In 1995, the Bears announced that they were planning to build a new $285 million stadium. Two or three potential locations were in DuPage County: the Chicago-owned westernmost portion of O'Hare International Airport, and one or two additional sites adjacent to Highway 88. The DuPage County sites were dismissed as possibilities within months due to taxpayers' lack of support for the project.

===Hoffman Estates===
In 1995, the Bears announced they had acquired an option to purchase 200 acres in Hoffman Estates, Illinois, as one of four potential locations for its new $285 million, 74,000-seat stadium. At the time it was believed that the Hoffman Estates location was the favorite.
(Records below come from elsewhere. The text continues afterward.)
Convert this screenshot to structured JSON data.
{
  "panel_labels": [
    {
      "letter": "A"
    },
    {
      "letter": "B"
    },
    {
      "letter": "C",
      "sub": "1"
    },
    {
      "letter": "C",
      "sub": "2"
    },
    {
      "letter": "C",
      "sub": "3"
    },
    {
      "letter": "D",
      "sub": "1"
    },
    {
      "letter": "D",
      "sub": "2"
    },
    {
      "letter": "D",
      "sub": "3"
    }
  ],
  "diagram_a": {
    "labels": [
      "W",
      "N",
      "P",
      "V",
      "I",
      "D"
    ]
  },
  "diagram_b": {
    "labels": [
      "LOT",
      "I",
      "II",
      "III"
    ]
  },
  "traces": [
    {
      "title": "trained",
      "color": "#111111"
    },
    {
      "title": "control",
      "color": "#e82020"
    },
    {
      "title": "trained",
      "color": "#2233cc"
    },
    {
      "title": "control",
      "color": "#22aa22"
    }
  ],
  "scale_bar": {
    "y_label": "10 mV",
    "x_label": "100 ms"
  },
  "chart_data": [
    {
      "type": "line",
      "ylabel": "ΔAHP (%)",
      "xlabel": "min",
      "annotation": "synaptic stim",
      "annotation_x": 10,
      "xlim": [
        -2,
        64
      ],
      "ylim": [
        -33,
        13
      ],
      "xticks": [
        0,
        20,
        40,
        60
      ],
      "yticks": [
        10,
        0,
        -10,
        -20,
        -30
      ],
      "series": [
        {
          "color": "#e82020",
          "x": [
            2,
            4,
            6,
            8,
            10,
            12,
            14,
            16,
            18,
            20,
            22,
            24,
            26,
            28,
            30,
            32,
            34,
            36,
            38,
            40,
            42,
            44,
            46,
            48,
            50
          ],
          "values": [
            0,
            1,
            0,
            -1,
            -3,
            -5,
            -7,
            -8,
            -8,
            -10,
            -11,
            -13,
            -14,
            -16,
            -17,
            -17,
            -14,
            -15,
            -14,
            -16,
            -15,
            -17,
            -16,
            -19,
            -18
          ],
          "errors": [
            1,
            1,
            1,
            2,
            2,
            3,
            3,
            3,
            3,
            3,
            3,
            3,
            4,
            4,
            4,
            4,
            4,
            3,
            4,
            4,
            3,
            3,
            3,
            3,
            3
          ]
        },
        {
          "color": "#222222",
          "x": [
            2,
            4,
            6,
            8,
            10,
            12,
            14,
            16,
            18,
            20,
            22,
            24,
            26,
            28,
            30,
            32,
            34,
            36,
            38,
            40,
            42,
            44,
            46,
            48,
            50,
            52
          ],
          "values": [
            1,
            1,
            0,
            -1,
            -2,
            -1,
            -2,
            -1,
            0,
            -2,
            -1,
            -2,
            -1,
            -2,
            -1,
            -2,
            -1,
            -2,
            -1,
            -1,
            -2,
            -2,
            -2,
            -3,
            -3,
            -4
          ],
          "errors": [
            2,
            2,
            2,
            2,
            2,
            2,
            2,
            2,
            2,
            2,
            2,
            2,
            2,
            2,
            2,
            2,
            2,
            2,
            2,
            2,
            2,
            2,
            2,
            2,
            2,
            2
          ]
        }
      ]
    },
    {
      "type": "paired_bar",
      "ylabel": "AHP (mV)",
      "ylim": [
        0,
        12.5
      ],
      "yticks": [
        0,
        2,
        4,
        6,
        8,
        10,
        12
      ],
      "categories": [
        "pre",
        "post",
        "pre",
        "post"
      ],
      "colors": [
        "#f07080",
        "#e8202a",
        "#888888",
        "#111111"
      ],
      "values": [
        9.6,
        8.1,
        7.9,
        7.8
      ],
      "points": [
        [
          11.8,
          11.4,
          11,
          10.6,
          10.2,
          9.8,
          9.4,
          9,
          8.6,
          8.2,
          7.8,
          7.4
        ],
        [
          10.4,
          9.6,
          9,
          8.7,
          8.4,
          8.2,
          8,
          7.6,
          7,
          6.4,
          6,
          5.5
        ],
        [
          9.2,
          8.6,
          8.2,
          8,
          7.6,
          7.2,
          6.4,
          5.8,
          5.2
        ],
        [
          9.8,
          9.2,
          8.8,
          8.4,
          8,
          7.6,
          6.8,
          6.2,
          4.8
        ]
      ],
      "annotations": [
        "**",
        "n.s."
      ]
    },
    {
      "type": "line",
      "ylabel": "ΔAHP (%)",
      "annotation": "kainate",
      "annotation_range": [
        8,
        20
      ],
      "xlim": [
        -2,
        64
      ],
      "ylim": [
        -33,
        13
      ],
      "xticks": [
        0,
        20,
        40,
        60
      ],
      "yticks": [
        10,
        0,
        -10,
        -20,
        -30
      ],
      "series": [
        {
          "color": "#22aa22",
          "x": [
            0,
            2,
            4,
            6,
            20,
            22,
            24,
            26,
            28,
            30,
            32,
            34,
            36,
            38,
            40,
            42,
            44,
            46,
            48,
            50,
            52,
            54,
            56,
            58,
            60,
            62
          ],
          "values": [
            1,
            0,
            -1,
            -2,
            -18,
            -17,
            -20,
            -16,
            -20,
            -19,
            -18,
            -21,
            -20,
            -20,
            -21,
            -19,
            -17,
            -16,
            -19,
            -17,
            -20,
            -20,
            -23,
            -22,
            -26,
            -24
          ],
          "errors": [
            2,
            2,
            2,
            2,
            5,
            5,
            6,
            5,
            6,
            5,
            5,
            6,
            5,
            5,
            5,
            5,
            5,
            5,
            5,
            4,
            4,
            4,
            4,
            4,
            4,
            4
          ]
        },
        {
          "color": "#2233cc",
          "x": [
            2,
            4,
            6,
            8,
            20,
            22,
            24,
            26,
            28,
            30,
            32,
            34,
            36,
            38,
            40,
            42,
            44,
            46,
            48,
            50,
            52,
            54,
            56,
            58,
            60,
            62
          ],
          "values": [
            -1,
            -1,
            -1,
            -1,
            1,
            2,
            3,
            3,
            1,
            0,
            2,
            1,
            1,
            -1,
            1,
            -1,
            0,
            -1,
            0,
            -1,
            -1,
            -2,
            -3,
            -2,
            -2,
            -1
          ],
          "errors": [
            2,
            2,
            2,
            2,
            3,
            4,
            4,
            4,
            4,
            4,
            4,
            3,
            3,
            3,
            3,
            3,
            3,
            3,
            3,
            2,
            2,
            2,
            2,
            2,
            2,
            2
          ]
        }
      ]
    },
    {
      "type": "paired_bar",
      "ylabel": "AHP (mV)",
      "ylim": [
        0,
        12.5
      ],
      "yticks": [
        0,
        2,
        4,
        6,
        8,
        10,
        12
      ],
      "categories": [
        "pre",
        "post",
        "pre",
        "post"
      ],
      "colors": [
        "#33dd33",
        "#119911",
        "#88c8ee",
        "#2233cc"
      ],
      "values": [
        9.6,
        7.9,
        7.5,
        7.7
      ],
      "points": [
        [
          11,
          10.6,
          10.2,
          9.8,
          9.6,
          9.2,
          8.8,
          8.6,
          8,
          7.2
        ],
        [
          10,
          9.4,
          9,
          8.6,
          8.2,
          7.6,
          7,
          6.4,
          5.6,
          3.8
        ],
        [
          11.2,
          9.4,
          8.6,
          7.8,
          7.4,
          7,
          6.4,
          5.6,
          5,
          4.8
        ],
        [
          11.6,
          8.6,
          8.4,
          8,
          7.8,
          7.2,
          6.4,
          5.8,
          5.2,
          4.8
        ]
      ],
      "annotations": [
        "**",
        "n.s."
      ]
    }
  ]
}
By early 1996, the Bears' hopes for a suburban site were dashed by a lack of funding and they once again turned to negotiating with the city of Chicago.

===Northwest Indiana===
In 1995, a business group called Northwest Indiana/Chicagoland Entertainment Inc. tried to lure the Bears with a plan for a $205 million, 75,000-seat open air stadium in Gary, Indiana, as part of a $482 million plan redevelopment project west of the Gary Regional Airport called "Planet Park." However, the plan was rejected by the Lake County Council.

===Elk Grove Village===
In 1998 the Bears signed a letter of intent that gave them 18 months to decide whether to pursue a new $200 million to $300 million stadium in Elk Grove Village, with state officials saying "they are not willing to make any significant contributions to build a suburban home for the Bears".